A thousand people turned out on Union Street in Sag Harbor on May 16, 1844 for the dedication of the First Presbyterian congregation’s third building in the village, the massive Egyptian Revival edifice funded by wealthy captains and ship owners giddy with the riches of the whaling trade that is now known as the Old Whalers’ Church.
This Sunday, May 12, at 11 a.m., the public is invited to join the congregation in celebrating the 175th anniversary of the event, for which the captains of several whaling ships delayed departures so their crews could attend.
Randolph Croxton, the noted architect who helped lead past restorations and the effort to win national landmark status for the building in 1994, will talk during the service — and in more detail afterward — about the building’s self-taught architect, Minard LeFever, and what church records reveal about the last-minute shortcuts in the construction process. Church musical director and organist Walter Klauss will offer a program of 18th- and 19th-century American compositions.

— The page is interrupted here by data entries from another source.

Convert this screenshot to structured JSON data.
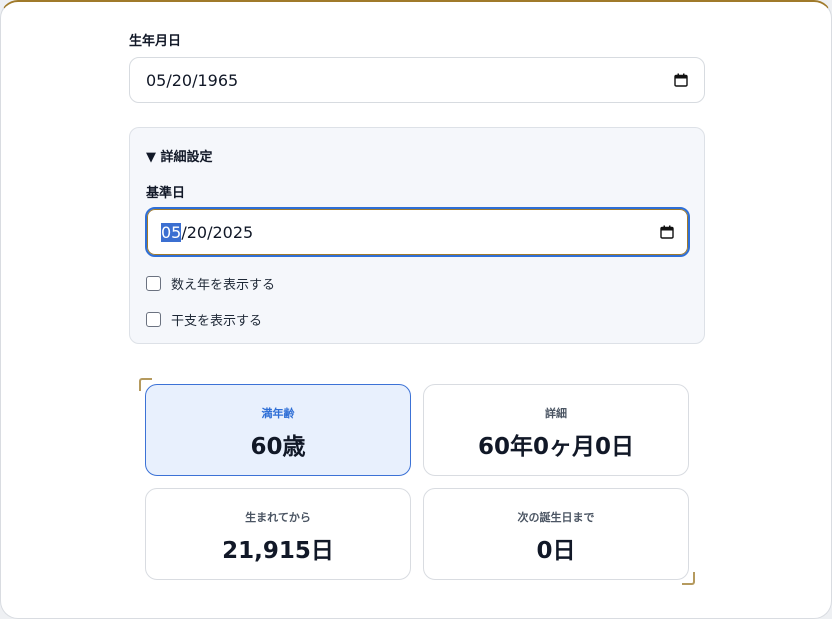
{
  "birth": {
    "label": "生年月日",
    "value": "05/20/1965"
  },
  "details": {
    "summary": "▼ 詳細設定",
    "base_label": "基準日",
    "base_value_selected": "05",
    "base_value_rest": "/20/2025",
    "options": [
      {
        "label": "数え年を表示する",
        "checked": false
      },
      {
        "label": "干支を表示する",
        "checked": false
      }
    ]
  },
  "results": [
    {
      "title": "満年齢",
      "value": "60歳"
    },
    {
      "title": "詳細",
      "value": "60年0ヶ月0日"
    },
    {
      "title": "生まれてから",
      "value": "21,915日"
    },
    {
      "title": "次の誕生日まで",
      "value": "0日"
    }
  ],
  "colors": {
    "accent": "#2f6fd6",
    "gold": "#a07a2a",
    "panel": "#f5f7fb"
  },
  "icons": {
    "calendar": "calendar-icon"
  }
}
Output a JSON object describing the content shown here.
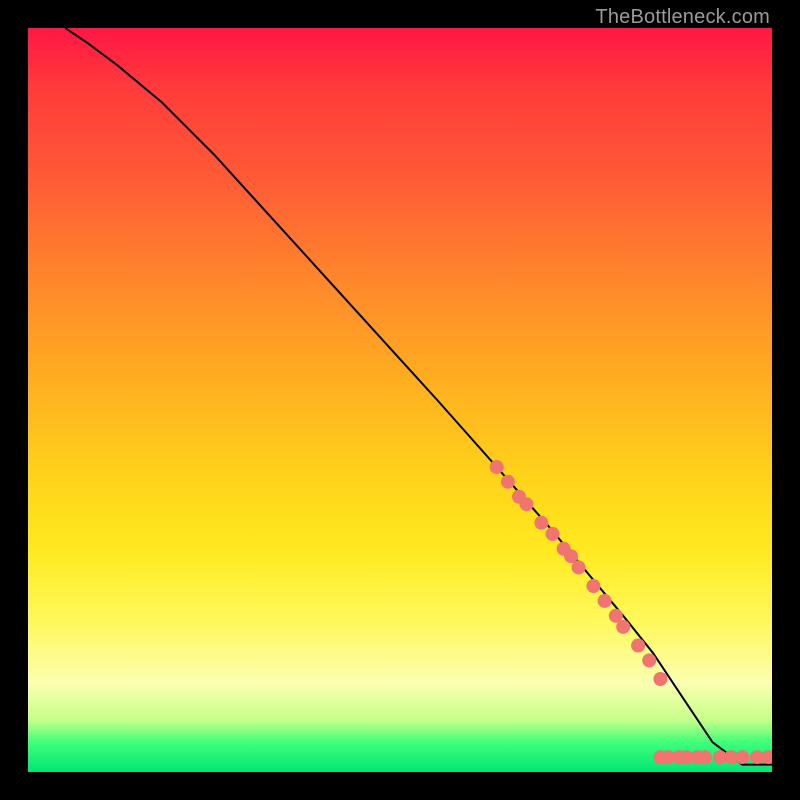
{
  "watermark": "TheBottleneck.com",
  "colors": {
    "dot_fill": "#f07470",
    "curve_stroke": "#000000",
    "background_black": "#000000",
    "gradient_top": "#ff1744",
    "gradient_bottom": "#00e676"
  },
  "chart_data": {
    "type": "line",
    "title": "",
    "xlabel": "",
    "ylabel": "",
    "xlim": [
      0,
      100
    ],
    "ylim": [
      0,
      100
    ],
    "curve": {
      "x": [
        5,
        8,
        12,
        18,
        25,
        35,
        45,
        55,
        63,
        70,
        75,
        80,
        84,
        88,
        92,
        96,
        100
      ],
      "y": [
        100,
        98,
        95,
        90,
        83,
        72,
        61,
        50,
        41,
        33,
        27,
        21,
        16,
        10,
        4,
        1,
        1
      ]
    },
    "series": [
      {
        "name": "marker-cluster-diagonal",
        "x": [
          63,
          64.5,
          66,
          67,
          69,
          70.5,
          72,
          73,
          74,
          76,
          77.5,
          79,
          80,
          82,
          83.5,
          85
        ],
        "y": [
          41,
          39,
          37,
          36,
          33.5,
          32,
          30,
          29,
          27.5,
          25,
          23,
          21,
          19.5,
          17,
          15,
          12.5
        ]
      },
      {
        "name": "marker-cluster-bottom",
        "x": [
          85,
          86,
          87.5,
          88.5,
          90,
          91,
          93,
          94.5,
          96,
          98,
          99.5
        ],
        "y": [
          2,
          2,
          2,
          2,
          2,
          2,
          2,
          2,
          2,
          2,
          2
        ]
      }
    ],
    "dot_radius_px": 7
  }
}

The church’s bell choir will perform two pieces; all hymns will be played, as usual, on the church’s original 1845 pipe organ; and Pastor Linda Westerhoff Maconochie will read from historic past sermons, including the one given for the 100th anniversary of the dedication in 1944, when World War II was raging overseas.
During Mr. Croxton’s longer talk after the worship service, he will offer a PowerPoint slide show to tell “the story of the church, the steeple and LeFever,” he said.

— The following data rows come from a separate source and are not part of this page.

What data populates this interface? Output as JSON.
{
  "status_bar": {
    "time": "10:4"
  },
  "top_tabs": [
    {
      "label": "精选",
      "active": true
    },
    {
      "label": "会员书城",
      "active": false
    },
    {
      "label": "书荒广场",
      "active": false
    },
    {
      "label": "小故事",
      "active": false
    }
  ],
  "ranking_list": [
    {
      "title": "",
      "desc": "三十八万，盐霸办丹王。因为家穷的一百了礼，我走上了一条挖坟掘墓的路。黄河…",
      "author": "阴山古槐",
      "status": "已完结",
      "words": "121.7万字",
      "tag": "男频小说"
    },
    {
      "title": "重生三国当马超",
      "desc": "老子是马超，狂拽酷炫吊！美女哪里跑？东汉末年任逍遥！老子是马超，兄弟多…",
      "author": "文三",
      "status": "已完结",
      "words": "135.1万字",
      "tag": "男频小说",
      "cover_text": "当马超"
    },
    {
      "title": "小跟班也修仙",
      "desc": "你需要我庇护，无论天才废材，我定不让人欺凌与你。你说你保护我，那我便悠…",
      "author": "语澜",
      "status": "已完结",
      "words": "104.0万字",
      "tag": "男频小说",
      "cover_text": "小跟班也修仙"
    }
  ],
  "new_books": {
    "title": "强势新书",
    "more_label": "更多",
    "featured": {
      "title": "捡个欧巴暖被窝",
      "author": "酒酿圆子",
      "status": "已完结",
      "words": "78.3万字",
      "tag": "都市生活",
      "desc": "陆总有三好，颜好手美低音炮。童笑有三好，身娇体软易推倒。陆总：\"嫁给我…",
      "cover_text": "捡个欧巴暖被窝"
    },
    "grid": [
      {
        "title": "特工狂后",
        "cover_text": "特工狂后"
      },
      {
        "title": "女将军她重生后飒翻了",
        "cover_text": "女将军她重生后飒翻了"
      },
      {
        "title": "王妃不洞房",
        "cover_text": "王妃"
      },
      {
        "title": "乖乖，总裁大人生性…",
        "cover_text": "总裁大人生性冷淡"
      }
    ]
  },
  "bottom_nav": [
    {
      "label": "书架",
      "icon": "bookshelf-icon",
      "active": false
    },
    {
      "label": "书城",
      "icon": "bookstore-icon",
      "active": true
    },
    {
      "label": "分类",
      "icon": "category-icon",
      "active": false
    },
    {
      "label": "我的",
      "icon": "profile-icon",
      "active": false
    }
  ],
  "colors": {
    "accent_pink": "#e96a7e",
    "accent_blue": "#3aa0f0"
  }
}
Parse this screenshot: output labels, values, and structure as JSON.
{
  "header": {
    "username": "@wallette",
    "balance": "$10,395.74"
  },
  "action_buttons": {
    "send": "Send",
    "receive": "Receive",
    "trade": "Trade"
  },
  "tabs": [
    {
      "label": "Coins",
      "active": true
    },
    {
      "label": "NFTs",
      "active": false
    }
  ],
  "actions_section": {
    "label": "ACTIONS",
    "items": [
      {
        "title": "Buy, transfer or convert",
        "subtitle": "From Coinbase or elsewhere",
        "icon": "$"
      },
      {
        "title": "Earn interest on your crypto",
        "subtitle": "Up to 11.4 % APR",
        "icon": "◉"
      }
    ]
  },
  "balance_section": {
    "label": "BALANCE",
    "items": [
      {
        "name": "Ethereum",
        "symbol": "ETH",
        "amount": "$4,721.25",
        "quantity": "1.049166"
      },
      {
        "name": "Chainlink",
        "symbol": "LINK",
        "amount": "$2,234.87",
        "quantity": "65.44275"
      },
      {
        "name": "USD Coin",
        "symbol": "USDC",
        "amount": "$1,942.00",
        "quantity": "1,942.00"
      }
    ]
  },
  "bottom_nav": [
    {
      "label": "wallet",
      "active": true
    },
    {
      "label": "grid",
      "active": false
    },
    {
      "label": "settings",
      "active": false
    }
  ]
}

One aspect of the story will focus on the effort in the early 1990s to confirm that LeFever, a native of the Finger Lakes region of New York, was, in fact, the architect for the church, Mr. Croxton said. He’ll also talk about ornamental details that show how the congregation — running far over budget and missing many deadlines for completion because of the many frills and additions it had ordered along the way —tried to save time and money in the end.

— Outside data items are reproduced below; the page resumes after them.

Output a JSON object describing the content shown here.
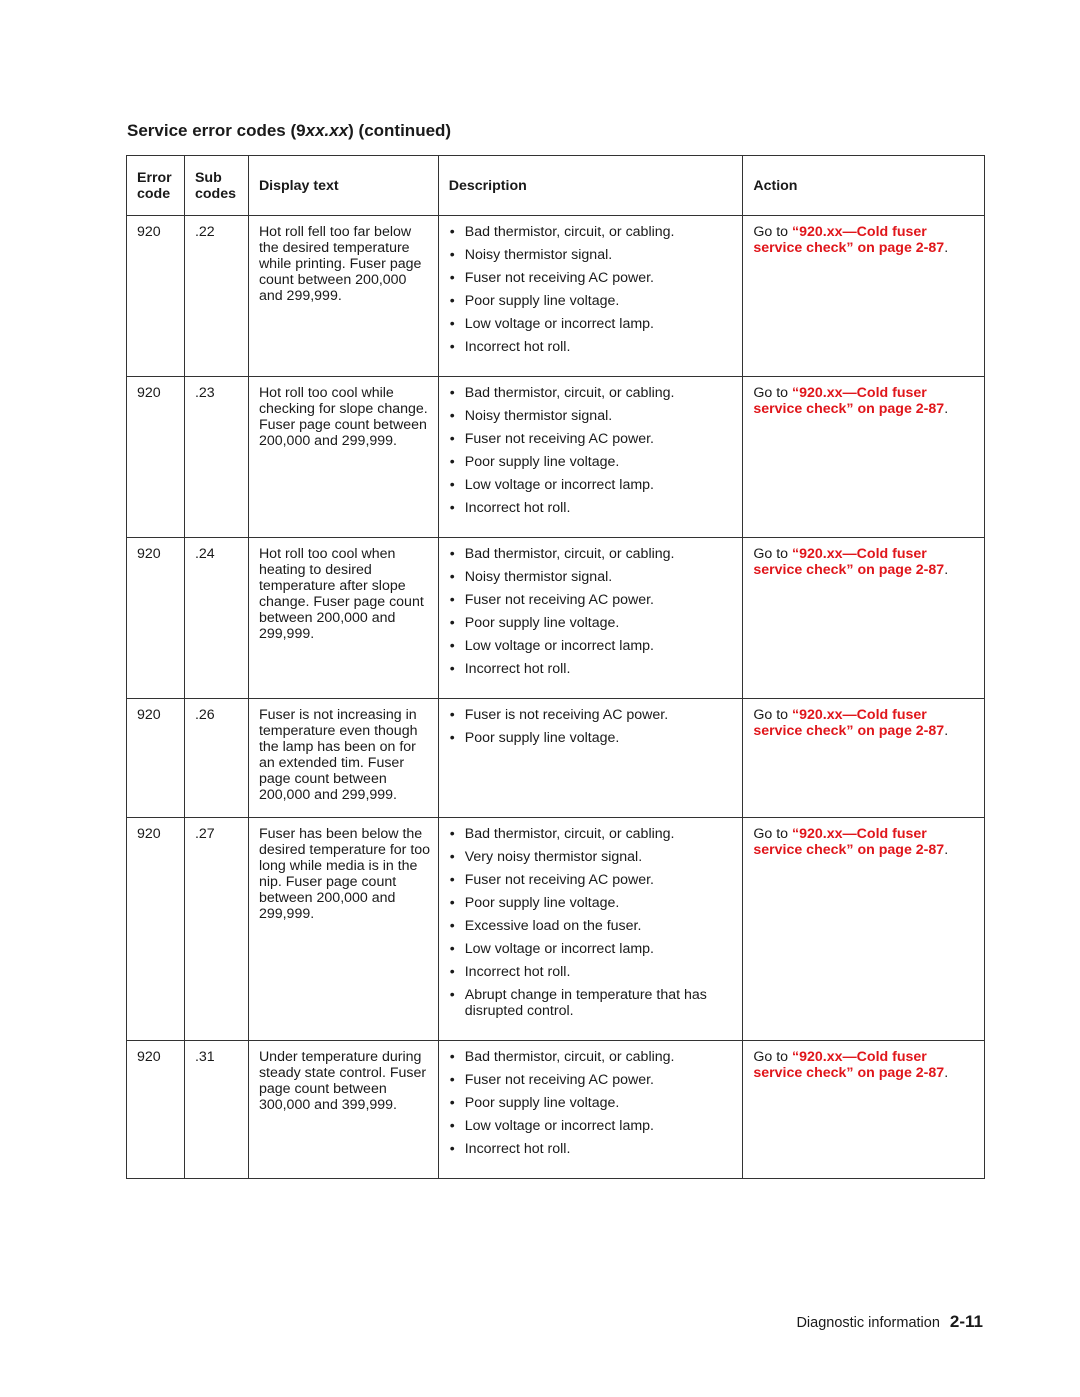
{
  "title": {
    "prefix": "Service error codes (9",
    "italic": "xx.xx",
    "suffix": ") (continued)"
  },
  "table": {
    "headers": {
      "error_code": "Error code",
      "sub_codes": "Sub codes",
      "display_text": "Display text",
      "description": "Description",
      "action": "Action"
    },
    "rows": [
      {
        "code": "920",
        "sub": ".22",
        "display": "Hot roll fell too far below the desired temperature while printing. Fuser page count between 200,000 and 299,999.",
        "desc": [
          "Bad thermistor, circuit, or cabling.",
          "Noisy thermistor signal.",
          "Fuser not receiving AC power.",
          "Poor supply line voltage.",
          "Low voltage or incorrect lamp.",
          "Incorrect hot roll."
        ],
        "action": {
          "pre": "Go to ",
          "link": "“920.xx—Cold fuser service check” on page 2-87",
          "post": "."
        }
      },
      {
        "code": "920",
        "sub": ".23",
        "display": "Hot roll too cool while checking for slope change. Fuser page count between 200,000 and 299,999.",
        "desc": [
          "Bad thermistor, circuit, or cabling.",
          "Noisy thermistor signal.",
          "Fuser not receiving AC power.",
          "Poor supply line voltage.",
          "Low voltage or incorrect lamp.",
          "Incorrect hot roll."
        ],
        "action": {
          "pre": "Go to ",
          "link": "“920.xx—Cold fuser service check” on page 2-87",
          "post": "."
        }
      },
      {
        "code": "920",
        "sub": ".24",
        "display": "Hot roll too cool when heating to desired temperature after slope change. Fuser page count between 200,000 and 299,999.",
        "desc": [
          "Bad thermistor, circuit, or cabling.",
          "Noisy thermistor signal.",
          "Fuser not receiving AC power.",
          "Poor supply line voltage.",
          "Low voltage or incorrect lamp.",
          "Incorrect hot roll."
        ],
        "action": {
          "pre": "Go to ",
          "link": "“920.xx—Cold fuser service check” on page 2-87",
          "post": "."
        }
      },
      {
        "code": "920",
        "sub": ".26",
        "display": "Fuser is not increasing in temperature even though the lamp has been on for an extended tim. Fuser page count between 200,000 and 299,999.",
        "desc": [
          "Fuser is not receiving AC power.",
          "Poor supply line voltage."
        ],
        "action": {
          "pre": "Go to ",
          "link": "“920.xx—Cold fuser service check” on page 2-87",
          "post": "."
        }
      },
      {
        "code": "920",
        "sub": ".27",
        "display": "Fuser has been below the desired temperature for too long while media is in the nip. Fuser page count between 200,000 and 299,999.",
        "desc": [
          "Bad thermistor, circuit, or cabling.",
          "Very noisy thermistor signal.",
          "Fuser not receiving AC power.",
          "Poor supply line voltage.",
          "Excessive load on the fuser.",
          "Low voltage or incorrect lamp.",
          "Incorrect hot roll.",
          "Abrupt change in temperature that has disrupted control."
        ],
        "action": {
          "pre": "Go to ",
          "link": "“920.xx—Cold fuser service check” on page 2-87",
          "post": "."
        }
      },
      {
        "code": "920",
        "sub": ".31",
        "display": "Under temperature during steady state control. Fuser page count between 300,000 and 399,999.",
        "desc": [
          "Bad thermistor, circuit, or cabling.",
          "Fuser not receiving AC power.",
          "Poor supply line voltage.",
          "Low voltage or incorrect lamp.",
          "Incorrect hot roll."
        ],
        "action": {
          "pre": "Go to ",
          "link": "“920.xx—Cold fuser service check” on page 2-87",
          "post": "."
        }
      }
    ]
  },
  "footer": {
    "section": "Diagnostic information",
    "page": "2-11"
  },
  "colors": {
    "link": "#e0161b",
    "text": "#1a1a1a"
  }
}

He’ll also describe how a past “repair” of the structure’s legendary 185-foot-high steeple made it far more vulnerable to wind damage. Making the church the tallest structure on Long Island when it opened in 1844, the steeple was lifted from its mounts during the hurricane of 1938, smashing into the adjoining graveyard. A fund-raising effort to rebuild the steeple more than a decade ago was close to achieving its target when the fiscal crisis of 2008 struck, killing the campaign.
Pastor Maconochie estimated the current congregation includes about 100 people and about 30 typically attend services in the sanctuary, still one of the largest of any church on Long Island. In obvious need of paint, the building has urgent problems in its foundation and other problems that require attention, she said.